My final stop, as the sun heads down, is the famous Amazonas Theater, an opera house that stands as a symbol of opulent excess from the city’s rubber boom. Imposing and ostentatious, it was built with Italian marble, English bricks and French crystal chandeliers in the 19th century, as the city competed to be a tropical Paris. Back then, the Brazilian Amazon supplied nearly all of the world’s rubber.
The rubber barons grew rich on the labor and sweat of seringueiros (rubber tappers), mainly migrants from northeastern Brazil. The Museu do Seringal, a short boat ride away, delves further into this history.

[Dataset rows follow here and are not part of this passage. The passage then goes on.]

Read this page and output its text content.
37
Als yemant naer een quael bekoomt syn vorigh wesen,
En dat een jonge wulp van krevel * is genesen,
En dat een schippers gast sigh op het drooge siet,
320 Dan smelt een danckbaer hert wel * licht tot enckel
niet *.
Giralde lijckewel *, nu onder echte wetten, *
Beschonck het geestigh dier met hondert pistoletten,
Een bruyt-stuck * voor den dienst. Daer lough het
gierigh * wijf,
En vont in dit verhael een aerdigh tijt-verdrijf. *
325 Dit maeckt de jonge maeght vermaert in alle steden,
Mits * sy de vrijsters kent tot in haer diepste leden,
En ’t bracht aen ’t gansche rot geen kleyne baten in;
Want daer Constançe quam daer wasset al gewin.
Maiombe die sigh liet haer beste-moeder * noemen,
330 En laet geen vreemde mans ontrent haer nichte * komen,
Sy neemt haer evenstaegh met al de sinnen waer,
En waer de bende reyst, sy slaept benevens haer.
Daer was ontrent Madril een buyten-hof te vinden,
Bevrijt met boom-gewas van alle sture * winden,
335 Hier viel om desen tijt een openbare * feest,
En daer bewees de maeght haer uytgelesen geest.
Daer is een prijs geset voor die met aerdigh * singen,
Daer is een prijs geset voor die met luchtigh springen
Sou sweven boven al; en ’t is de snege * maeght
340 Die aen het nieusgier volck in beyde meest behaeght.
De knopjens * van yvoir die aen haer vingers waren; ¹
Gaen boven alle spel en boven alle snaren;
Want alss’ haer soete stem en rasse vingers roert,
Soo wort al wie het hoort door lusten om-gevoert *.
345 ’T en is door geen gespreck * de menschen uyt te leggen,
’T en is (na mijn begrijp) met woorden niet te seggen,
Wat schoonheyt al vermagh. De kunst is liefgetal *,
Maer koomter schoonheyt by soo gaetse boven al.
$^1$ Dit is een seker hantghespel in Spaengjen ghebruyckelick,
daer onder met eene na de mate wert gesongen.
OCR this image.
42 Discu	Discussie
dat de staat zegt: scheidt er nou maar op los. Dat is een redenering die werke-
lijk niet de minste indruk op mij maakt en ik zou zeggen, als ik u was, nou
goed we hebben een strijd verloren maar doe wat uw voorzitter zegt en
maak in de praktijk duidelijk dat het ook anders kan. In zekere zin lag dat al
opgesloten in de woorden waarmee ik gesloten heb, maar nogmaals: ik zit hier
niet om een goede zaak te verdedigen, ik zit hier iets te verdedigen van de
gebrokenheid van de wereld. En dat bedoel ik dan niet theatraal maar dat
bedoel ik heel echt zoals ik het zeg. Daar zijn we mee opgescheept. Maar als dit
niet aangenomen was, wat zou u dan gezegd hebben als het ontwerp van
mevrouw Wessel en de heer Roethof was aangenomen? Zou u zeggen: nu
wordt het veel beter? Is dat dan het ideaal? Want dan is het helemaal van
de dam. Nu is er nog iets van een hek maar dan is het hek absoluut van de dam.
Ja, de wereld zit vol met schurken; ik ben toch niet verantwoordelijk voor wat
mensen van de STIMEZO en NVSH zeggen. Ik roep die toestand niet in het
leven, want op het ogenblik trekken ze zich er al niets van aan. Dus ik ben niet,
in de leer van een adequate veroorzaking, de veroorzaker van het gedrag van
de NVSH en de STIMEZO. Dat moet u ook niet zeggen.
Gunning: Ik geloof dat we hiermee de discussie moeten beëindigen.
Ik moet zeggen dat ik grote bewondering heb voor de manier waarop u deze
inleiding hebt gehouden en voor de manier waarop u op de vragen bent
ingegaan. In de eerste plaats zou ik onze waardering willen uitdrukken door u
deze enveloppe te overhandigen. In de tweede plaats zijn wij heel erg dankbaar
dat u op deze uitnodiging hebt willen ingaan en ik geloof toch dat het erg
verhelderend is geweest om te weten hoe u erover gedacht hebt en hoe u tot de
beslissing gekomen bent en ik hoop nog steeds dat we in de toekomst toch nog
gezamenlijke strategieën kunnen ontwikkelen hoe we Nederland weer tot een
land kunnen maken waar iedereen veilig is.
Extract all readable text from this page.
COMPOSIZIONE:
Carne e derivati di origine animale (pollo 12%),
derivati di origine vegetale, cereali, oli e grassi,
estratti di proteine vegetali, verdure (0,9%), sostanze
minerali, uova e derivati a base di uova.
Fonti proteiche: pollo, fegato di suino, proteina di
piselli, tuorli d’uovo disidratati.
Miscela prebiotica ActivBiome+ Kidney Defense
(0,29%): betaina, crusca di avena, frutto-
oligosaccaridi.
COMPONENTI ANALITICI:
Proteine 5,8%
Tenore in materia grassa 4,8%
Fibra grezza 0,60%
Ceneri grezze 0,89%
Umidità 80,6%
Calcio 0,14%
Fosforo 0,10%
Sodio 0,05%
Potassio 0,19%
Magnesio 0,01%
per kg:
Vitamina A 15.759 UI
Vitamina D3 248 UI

But the story of the enslaving of Indigenous people to fuel the rubber trade isn’t told, not so far as I can hear, at least. A 2020 Brazilian documentary describes a British diplomat’s account of the violence he witnessed against Indigenous communities during the rubber boom, most notably how 30,000 Indigenous people were killed to produce 4,000 tonnes of rubber.
By the 1920s, the boom turned to bust when Asian rubber broke the Brazilian monopoly and Manaus fell into decline. It has since restyled itself as a manufacturing hub with a free-trade zone and another boom cycle began. But all the while, Indigenous culture remained buried, invisible or silent to many who visited. If the people I’ve met have anything to do with it, that won’t be the case for too much longer.